During the last years of my using, my disease progressed to the point where insanity ruled my life. I developed a craving for violence and mayhem ordinary news programs no longer could satisfy. The TV was always on, from the dislocated shoulders and hyper-extended knees of football season to NASCAR’s fatal flaming automobile wrecks. I became a zealous adherent to Law & Order: Special Victims Unit, jonesing for Detective Stabler to punch out yet another vile pedophile. I watched three back-to-back marathons of 24, keeping careful track of the extended family members CTU special agent Jack Bauer tortured for 72 hours straight.
As my life spun completely out of control, things around me began disappearing. The wife and kids were the first to go, along with the dog. Work called and told me not to bother coming in anymore—not that it mattered, since I hadn’t been in for weeks. I lost my family, my job, my home and eventually my television, when three winos mugged me on the street and sold it to buy cheap liquor. I slept in the park at night and spent my days in the TV section at Circuit City, until one of the clerks ran me off because my smell was offending the customers.
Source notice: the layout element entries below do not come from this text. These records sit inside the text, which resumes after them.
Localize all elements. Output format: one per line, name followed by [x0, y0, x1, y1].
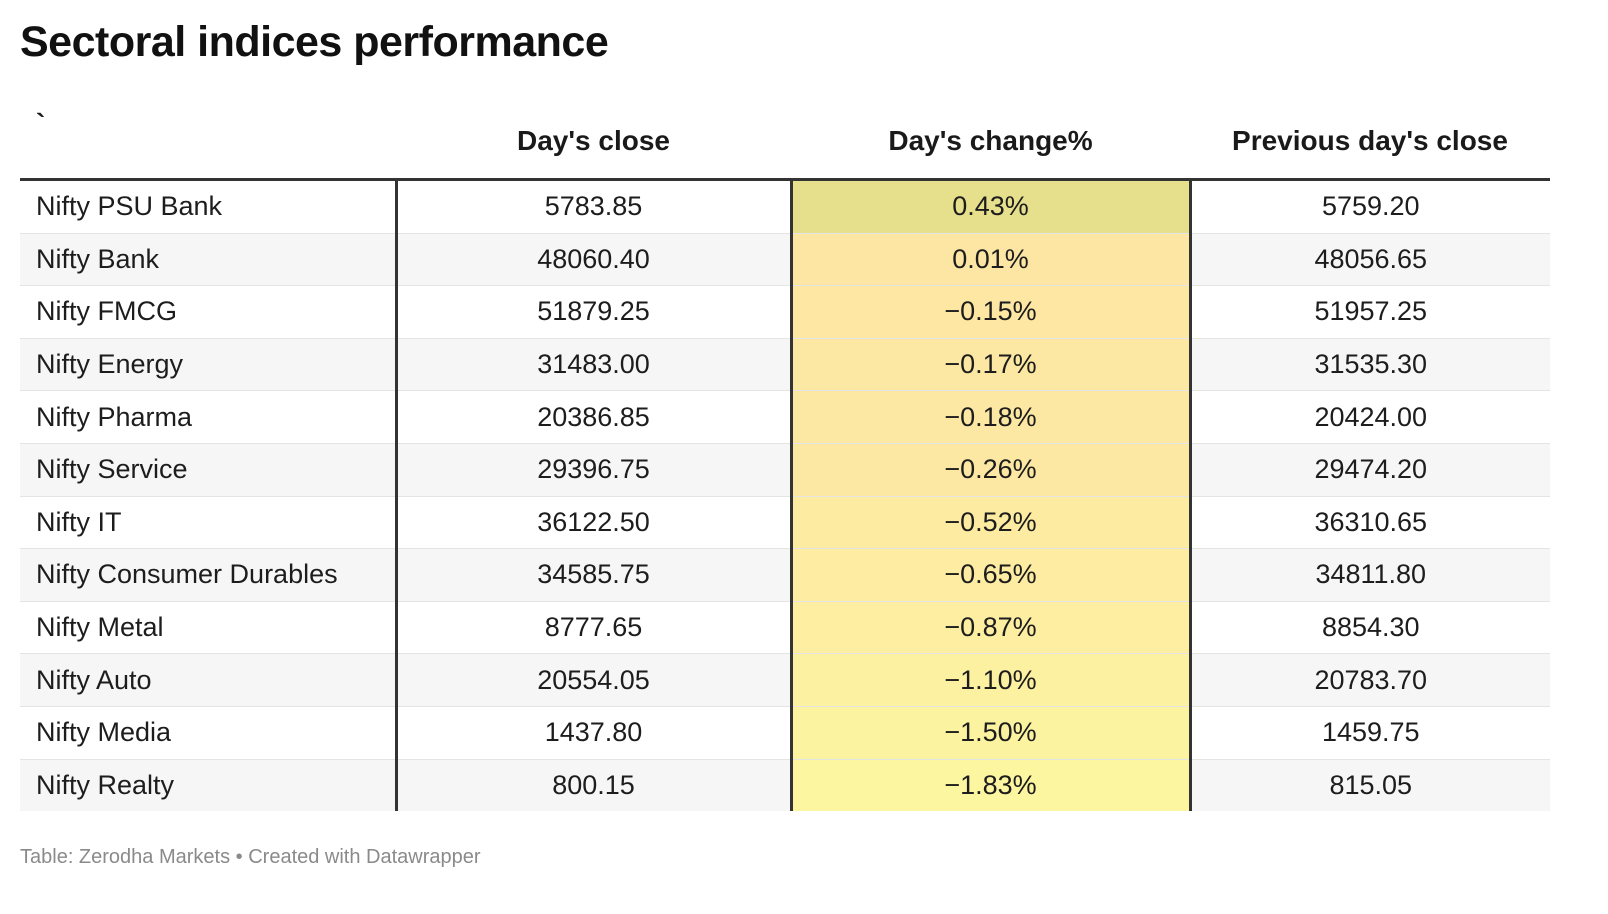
cell-days-change: 0.43%	[791, 179, 1192, 234]
cell-previous-close: 20783.70	[1190, 653, 1550, 707]
cell-days-close: 48060.40	[396, 233, 793, 287]
cell-index-name: Nifty Energy	[20, 338, 398, 392]
cell-previous-close: 5759.20	[1190, 179, 1550, 234]
cell-days-change: −0.17%	[791, 338, 1192, 392]
cell-previous-close: 8854.30	[1190, 601, 1550, 655]
table-row: Nifty Metal 8777.65 −0.87% 8854.30	[20, 601, 1550, 655]
cell-days-close: 29396.75	[396, 443, 793, 497]
cell-days-close: 31483.00	[396, 338, 793, 392]
table-row: Nifty Pharma 20386.85 −0.18% 20424.00	[20, 390, 1550, 444]
cell-previous-close: 20424.00	[1190, 390, 1550, 444]
cell-days-change: 0.01%	[791, 233, 1192, 287]
cell-index-name: Nifty Consumer Durables	[20, 548, 398, 602]
cell-previous-close: 48056.65	[1190, 233, 1550, 287]
cell-days-close: 800.15	[396, 759, 793, 812]
column-header-days-change: Day's change%	[791, 104, 1190, 181]
cell-days-close: 1437.80	[396, 706, 793, 760]
column-header-name: `	[20, 104, 396, 181]
table-row: Nifty PSU Bank 5783.85 0.43% 5759.20	[20, 179, 1550, 234]
cell-index-name: Nifty Pharma	[20, 390, 398, 444]
cell-days-close: 34585.75	[396, 548, 793, 602]
cell-days-change: −0.26%	[791, 443, 1192, 497]
cell-days-close: 20386.85	[396, 390, 793, 444]
cell-days-change: −1.83%	[791, 759, 1192, 812]
table-header: ` Day's close Day's change% Previous day…	[20, 104, 1550, 181]
cell-index-name: Nifty FMCG	[20, 285, 398, 339]
cell-index-name: Nifty Service	[20, 443, 398, 497]
cell-days-change: −1.10%	[791, 653, 1192, 707]
column-header-days-close: Day's close	[396, 104, 791, 181]
table-row: Nifty Auto 20554.05 −1.10% 20783.70	[20, 653, 1550, 707]
table-row: Nifty Consumer Durables 34585.75 −0.65% 348…	[20, 548, 1550, 602]
source-footer: Table: Zerodha Markets • Created with Da…	[20, 846, 481, 868]
cell-previous-close: 36310.65	[1190, 496, 1550, 550]
cell-days-change: −0.18%	[791, 390, 1192, 444]
table-row: Nifty Realty 800.15 −1.83% 815.05	[20, 759, 1550, 812]
cell-previous-close: 815.05	[1190, 759, 1550, 812]
data-table-container: ` Day's close Day's change% Previous day…	[20, 104, 1550, 812]
cell-days-close: 5783.85	[396, 179, 793, 234]
table-row: Nifty IT 36122.50 −0.52% 36310.65	[20, 496, 1550, 550]
cell-days-change: −0.15%	[791, 285, 1192, 339]
cell-days-change: −0.65%	[791, 548, 1192, 602]
cell-index-name: Nifty Bank	[20, 233, 398, 287]
cell-previous-close: 31535.30	[1190, 338, 1550, 392]
column-header-previous-close: Previous day's close	[1190, 104, 1550, 181]
sectoral-indices-table: ` Day's close Day's change% Previous day…	[20, 104, 1550, 812]
cell-days-close: 8777.65	[396, 601, 793, 655]
cell-days-change: −0.87%	[791, 601, 1192, 655]
table-row: Nifty Service 29396.75 −0.26% 29474.20	[20, 443, 1550, 497]
cell-index-name: Nifty Auto	[20, 653, 398, 707]
cell-index-name: Nifty Metal	[20, 601, 398, 655]
cell-index-name: Nifty Realty	[20, 759, 398, 812]
cell-days-close: 20554.05	[396, 653, 793, 707]
cell-index-name: Nifty PSU Bank	[20, 179, 398, 234]
cell-days-change: −0.52%	[791, 496, 1192, 550]
cell-previous-close: 1459.75	[1190, 706, 1550, 760]
cell-days-change: −1.50%	[791, 706, 1192, 760]
table-row: Nifty FMCG 51879.25 −0.15% 51957.25	[20, 285, 1550, 339]
table-row: Nifty Bank 48060.40 0.01% 48056.65	[20, 233, 1550, 287]
table-row: Nifty Energy 31483.00 −0.17% 31535.30	[20, 338, 1550, 392]
table-row: Nifty Media 1437.80 −1.50% 1459.75	[20, 706, 1550, 760]
cell-previous-close: 34811.80	[1190, 548, 1550, 602]
cell-previous-close: 51957.25	[1190, 285, 1550, 339]
header-row: ` Day's close Day's change% Previous day…	[20, 104, 1550, 181]
chart-title: Sectoral indices performance	[20, 18, 609, 66]
cell-index-name: Nifty IT	[20, 496, 398, 550]
cell-previous-close: 29474.20	[1190, 443, 1550, 497]
cell-index-name: Nifty Media	[20, 706, 398, 760]
cell-days-close: 51879.25	[396, 285, 793, 339]
table-body: Nifty PSU Bank 5783.85 0.43% 5759.20 Nifty B…	[20, 179, 1550, 812]
cell-days-close: 36122.50	[396, 496, 793, 550]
Walking out of Circuit City that day, I had what I call a spiritual awakening. All the programs I watched for all those years flashed before my eyes. “I’m powerless over TV,” I mumbled. “God, please help me.” And just like that, as if God himself had reached down and flipped the switch off, the obsession to view was lifted.
I’d like to say life’s been trouble-free since then, but that would be a lie. It’s a simple program, but it’s not easy. Those who don’t practice rigorous honesty will fail. That’s why I admitted to slipping the other night and watching that episode of The Sopranos. Progress, not perfection. I’m living life on life’s terms one day at a time, and so far today, I haven’t watched any TV.
Um, except for the Weather Channel this morning.